PubMed 12015417
Referenced in: none
Automatically associated channels: Kv1.5
Title: Molecular determinants of the inhibition of human Kv1.5 potassium currents by external protons and Zn(2+).
Authors: Steven J Kehl, Cyrus Eduljee, Daniel C H Kwan, Shetuan Zhang, David Fedida
Journal, date & volume: J. Physiol. (Lond.), 2002 May 15 , 541, 9-24
PubMed link: http://www.ncbi.nlm.nih.gov/pubmed/12015417
Abstract
Using human Kv1.5 channels expressed in HEK293 cells we assessed the ability of H+o to mimic the previously reported action of Zn(2+) to inhibit macroscopic hKv1.5 currents, and using site-directed mutagenesis, we addressed the mechanistic basis for the inhibitory effects of H(+)(o) and Zn(2+). As with Zn(2+), H(+)(o) caused a concentration-dependent, K(+)(o)-sensitive and reversible reduction of the maximum conductance (g(max)). With zero, 5 and 140 mM K(+)(o) the pK(H) for this decrease of g(max) was 6.8, 6.2 and 6.0, respectively.

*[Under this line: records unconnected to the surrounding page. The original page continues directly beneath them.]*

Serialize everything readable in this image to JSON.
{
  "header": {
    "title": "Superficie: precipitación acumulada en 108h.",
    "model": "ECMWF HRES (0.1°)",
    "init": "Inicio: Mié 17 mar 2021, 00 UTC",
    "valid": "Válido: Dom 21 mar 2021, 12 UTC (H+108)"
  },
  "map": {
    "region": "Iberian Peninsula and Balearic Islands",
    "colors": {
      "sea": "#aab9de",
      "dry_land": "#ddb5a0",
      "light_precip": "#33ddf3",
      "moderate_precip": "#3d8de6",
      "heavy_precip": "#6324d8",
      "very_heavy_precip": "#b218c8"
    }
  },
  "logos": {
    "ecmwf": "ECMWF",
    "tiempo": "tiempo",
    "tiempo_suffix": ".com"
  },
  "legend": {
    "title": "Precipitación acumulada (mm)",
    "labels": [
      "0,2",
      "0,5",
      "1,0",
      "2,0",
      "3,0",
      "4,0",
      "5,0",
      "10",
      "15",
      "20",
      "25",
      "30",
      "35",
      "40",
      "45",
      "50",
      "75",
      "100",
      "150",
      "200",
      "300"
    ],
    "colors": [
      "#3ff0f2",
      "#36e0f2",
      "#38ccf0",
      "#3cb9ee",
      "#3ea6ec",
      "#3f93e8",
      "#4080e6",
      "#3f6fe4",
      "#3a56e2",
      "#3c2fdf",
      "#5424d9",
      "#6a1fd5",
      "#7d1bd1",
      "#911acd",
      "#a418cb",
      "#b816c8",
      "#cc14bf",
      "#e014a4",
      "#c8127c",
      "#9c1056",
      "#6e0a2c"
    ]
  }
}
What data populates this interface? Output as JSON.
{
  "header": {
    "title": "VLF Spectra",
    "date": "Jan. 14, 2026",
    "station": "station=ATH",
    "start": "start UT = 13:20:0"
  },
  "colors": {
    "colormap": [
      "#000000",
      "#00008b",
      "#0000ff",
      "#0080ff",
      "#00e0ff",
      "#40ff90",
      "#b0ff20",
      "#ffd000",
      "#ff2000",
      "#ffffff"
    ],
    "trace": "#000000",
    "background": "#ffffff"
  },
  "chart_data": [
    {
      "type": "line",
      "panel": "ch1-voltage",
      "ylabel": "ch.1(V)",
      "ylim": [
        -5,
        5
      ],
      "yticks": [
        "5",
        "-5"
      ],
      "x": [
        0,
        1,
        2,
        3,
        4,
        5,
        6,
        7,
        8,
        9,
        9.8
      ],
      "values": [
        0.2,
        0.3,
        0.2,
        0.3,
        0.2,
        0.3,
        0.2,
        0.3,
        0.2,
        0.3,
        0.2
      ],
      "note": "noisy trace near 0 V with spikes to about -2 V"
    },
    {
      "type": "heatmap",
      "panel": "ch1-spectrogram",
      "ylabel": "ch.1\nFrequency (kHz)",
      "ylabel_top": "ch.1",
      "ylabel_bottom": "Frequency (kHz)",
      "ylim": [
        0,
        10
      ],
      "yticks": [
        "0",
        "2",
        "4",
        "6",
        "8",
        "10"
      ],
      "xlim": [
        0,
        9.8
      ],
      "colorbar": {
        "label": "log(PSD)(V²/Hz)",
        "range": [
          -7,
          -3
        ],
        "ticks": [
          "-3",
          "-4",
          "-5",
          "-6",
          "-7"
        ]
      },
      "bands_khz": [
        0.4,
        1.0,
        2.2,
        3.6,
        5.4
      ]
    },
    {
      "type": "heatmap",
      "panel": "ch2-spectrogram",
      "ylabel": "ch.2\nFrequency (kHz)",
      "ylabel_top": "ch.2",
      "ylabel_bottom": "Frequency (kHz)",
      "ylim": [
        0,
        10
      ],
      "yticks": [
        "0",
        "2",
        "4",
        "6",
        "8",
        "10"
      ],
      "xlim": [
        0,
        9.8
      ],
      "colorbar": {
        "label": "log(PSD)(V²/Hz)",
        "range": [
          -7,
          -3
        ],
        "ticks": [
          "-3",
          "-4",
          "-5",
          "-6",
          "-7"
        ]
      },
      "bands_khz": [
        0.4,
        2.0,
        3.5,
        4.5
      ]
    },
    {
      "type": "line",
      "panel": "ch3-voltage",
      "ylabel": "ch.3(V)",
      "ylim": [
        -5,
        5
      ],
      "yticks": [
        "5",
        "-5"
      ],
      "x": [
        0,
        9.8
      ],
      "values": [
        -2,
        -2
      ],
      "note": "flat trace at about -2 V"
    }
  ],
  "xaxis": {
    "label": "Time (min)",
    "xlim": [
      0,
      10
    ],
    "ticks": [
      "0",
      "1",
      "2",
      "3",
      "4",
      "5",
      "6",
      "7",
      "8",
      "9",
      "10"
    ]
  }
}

The concentration dependence of the block relief caused by increasing [K(+)](o) was well fitted by a non-competitive interaction between H(+)(o) and K(+)(o), for which the K(D) for the K(+) binding site was 0.5-1.0 mM. Additionally, gating current analysis in the non-conducting mutant hKv1.5 W472F showed that changing from pH 7.4 to pH 5.4 did not affect Q(max) and that charge immobilization, presumed to be due to C-type inactivation, was preserved at pH 5.4. Inhibition of hKv1.5 currents by H+o or Zn(2+) was substantially reduced by a mutation either in the channel turret (H463Q) or near the pore mouth (R487V). In light of the requirement for R487, the homologue of Shaker T449, as well as the block-relieving action of K(+)(o), we propose that H(+) or Zn(2+) binding to histidine residues in the pore turret stabilizes a channel conformation that is most likely an inactivated state.